On 24 May 1930 aviatrix Amy Johnson flew into Darwin and the record books.
Amy Johnson’s aviation record
AFTER 19 DAYS of flying, 26-year-old British aviatrix Amy Johnson touched down in Darwin 88 years ago to world acclaim. She had just become the first woman to fly solo from England to Australia.
Born on 1 July 1903 in Hull, England, Amy completed a degree in economics in 1923 and worked as a secretary for a London solicitor for the next six years. She became interested in flying in 1928 and took lessons at the London Aeroplane Club, earning her pilot’s licence in 1929 after completing 85 flying hours.
Less than a year later, she embarked on her epic, record-breaking 11,000mile (18,000km) journey to Australia. Before that flight, Amy hadn’t even flown over the English Channel.
Convinced women pilots could be as proficient as men, however, Amy set off from London in her de Havilland DH60 Gipsy Moth on 5 May 1930, following a route that two Australian lieutenants, Ray Parer and John McIntosh, had previously attempted unsuccessfully.
Amy encountered several serious hurdles during the trip. Her first major obstacle came en route to Baghdad, Iraq, when she encountered strong winds and low visibility, which forced her to land in the desert and wait for conditions to clear. She also damaged her plane landing in Rangoon, Burma (now Yangon, Myanmar), and again in Surabaya, Java. Despite these setbacks, The Northern Territory Times reported that when she landed in Rangoon “she was two days ahead of Bert Hinkler’s record”. Hinkler had flown from London to Darwin in 16 days, but further delays for Amy meant she failed to break that record.
Her flight was, however, a momentous achievement in aviation and her arrival in Darwin was greeted with intense local and international media attention.When she later returned to the UK, Amy was welcomed home by the then British Prime Minister
Ramsay MacDonald and made a Commander of the British Empire.
“What Amy did for the aviation industry was, she gave an enormous lift to the women pilots around Australia,” Australia’s first female helicopter pilot, Rosemary Arnold, explained to Australian Geographic. “She really turned the corner for them.”
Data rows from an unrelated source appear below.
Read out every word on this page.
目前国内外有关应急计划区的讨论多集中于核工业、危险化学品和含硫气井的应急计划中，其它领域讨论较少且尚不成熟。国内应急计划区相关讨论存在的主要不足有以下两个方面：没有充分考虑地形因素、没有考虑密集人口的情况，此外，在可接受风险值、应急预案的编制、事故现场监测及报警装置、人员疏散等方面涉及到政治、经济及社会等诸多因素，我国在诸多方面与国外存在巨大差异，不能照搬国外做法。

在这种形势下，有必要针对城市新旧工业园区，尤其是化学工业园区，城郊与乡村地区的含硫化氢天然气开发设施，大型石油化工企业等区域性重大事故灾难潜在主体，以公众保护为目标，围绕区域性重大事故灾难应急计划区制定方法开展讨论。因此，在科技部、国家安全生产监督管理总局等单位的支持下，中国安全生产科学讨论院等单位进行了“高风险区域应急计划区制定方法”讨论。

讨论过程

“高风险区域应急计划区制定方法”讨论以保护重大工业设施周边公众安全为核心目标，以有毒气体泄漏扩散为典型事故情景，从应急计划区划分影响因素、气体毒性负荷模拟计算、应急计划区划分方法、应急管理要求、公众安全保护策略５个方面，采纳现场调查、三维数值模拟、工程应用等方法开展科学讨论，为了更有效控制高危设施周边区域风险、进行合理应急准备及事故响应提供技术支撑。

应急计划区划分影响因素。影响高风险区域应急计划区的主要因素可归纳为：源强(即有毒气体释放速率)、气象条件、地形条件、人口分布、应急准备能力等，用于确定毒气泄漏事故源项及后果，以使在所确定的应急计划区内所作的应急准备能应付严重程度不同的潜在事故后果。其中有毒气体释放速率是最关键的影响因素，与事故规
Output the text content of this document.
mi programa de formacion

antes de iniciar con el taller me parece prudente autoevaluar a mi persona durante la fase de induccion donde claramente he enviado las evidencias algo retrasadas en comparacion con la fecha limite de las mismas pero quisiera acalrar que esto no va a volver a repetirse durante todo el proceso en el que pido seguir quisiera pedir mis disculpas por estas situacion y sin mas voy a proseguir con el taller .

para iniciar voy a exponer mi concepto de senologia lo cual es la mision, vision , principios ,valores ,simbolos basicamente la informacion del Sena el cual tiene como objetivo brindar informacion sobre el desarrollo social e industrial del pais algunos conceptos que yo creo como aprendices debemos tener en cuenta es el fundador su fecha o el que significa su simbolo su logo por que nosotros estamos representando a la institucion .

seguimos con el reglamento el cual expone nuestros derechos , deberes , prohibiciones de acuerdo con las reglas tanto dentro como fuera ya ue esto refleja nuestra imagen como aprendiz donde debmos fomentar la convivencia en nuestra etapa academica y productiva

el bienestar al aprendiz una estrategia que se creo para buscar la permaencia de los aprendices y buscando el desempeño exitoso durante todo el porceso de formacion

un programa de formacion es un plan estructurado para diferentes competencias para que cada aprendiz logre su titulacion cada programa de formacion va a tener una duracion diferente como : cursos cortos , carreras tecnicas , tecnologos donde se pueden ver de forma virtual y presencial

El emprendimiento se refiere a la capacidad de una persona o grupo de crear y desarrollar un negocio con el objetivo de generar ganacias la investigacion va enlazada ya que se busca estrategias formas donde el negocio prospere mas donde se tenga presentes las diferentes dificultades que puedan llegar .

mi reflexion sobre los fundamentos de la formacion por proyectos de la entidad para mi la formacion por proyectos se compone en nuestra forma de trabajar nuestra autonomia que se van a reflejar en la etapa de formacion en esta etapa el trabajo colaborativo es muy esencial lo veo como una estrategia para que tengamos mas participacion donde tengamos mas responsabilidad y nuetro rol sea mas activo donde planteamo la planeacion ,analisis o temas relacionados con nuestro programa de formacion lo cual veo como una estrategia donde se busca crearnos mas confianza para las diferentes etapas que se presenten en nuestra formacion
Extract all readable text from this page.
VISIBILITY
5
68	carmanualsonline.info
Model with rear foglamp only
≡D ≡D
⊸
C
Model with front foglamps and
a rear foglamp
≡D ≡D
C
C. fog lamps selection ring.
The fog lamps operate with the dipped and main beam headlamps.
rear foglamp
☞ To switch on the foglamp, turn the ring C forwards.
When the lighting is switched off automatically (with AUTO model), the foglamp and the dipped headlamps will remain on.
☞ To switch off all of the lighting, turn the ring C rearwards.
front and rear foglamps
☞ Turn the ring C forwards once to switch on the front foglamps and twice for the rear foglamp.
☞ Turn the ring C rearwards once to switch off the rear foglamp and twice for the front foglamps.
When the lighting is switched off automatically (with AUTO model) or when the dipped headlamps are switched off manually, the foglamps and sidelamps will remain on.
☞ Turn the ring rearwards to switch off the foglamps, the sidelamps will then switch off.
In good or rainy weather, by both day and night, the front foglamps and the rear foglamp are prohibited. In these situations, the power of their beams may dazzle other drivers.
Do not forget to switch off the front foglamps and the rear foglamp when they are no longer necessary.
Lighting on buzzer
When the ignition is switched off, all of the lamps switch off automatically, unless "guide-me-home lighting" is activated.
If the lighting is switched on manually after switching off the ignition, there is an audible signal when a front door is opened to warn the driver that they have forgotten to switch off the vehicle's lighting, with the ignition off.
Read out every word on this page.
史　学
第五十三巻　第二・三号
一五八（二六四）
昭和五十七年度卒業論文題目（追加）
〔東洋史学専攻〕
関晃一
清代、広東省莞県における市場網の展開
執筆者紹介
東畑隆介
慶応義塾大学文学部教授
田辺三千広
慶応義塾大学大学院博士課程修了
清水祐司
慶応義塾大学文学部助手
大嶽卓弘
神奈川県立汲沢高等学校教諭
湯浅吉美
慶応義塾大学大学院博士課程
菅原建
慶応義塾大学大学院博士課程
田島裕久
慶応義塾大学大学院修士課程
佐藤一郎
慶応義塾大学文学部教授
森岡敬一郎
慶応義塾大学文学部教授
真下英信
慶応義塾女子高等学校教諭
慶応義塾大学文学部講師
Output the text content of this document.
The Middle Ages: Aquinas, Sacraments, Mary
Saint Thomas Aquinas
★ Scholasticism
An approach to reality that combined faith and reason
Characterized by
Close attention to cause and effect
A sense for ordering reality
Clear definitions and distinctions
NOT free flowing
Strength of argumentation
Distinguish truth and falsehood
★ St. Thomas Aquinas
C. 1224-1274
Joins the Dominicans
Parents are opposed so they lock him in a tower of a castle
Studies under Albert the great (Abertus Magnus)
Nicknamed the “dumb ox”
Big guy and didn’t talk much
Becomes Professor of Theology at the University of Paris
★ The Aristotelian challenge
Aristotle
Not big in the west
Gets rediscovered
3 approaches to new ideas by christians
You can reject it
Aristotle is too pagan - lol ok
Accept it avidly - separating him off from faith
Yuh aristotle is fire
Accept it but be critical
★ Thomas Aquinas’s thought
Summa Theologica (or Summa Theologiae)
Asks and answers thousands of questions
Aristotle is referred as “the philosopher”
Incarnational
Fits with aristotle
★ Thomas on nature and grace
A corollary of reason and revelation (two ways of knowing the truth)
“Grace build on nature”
Amy went on to create and break a string of flying records during the 1930s and, like other successful aviators at that time, was feted like a movie star.
In the years that followed, Amy famously married and divorced fellow aviator Jim Mollison, with whom she made several celebrated flights.These included flying in record time from Britain to India in 1934 as part of the London to Melbourne Air Race.
In World War II she flew for the Air Transport Auxiliary, piloting planes from factories to airbases. Sadly, Amy died in 1941 while attempting to deliver a plane in poor weather conditions, bailing out into the Thames River estuary. Her body was never recovered, and the details of her death remain a mystery.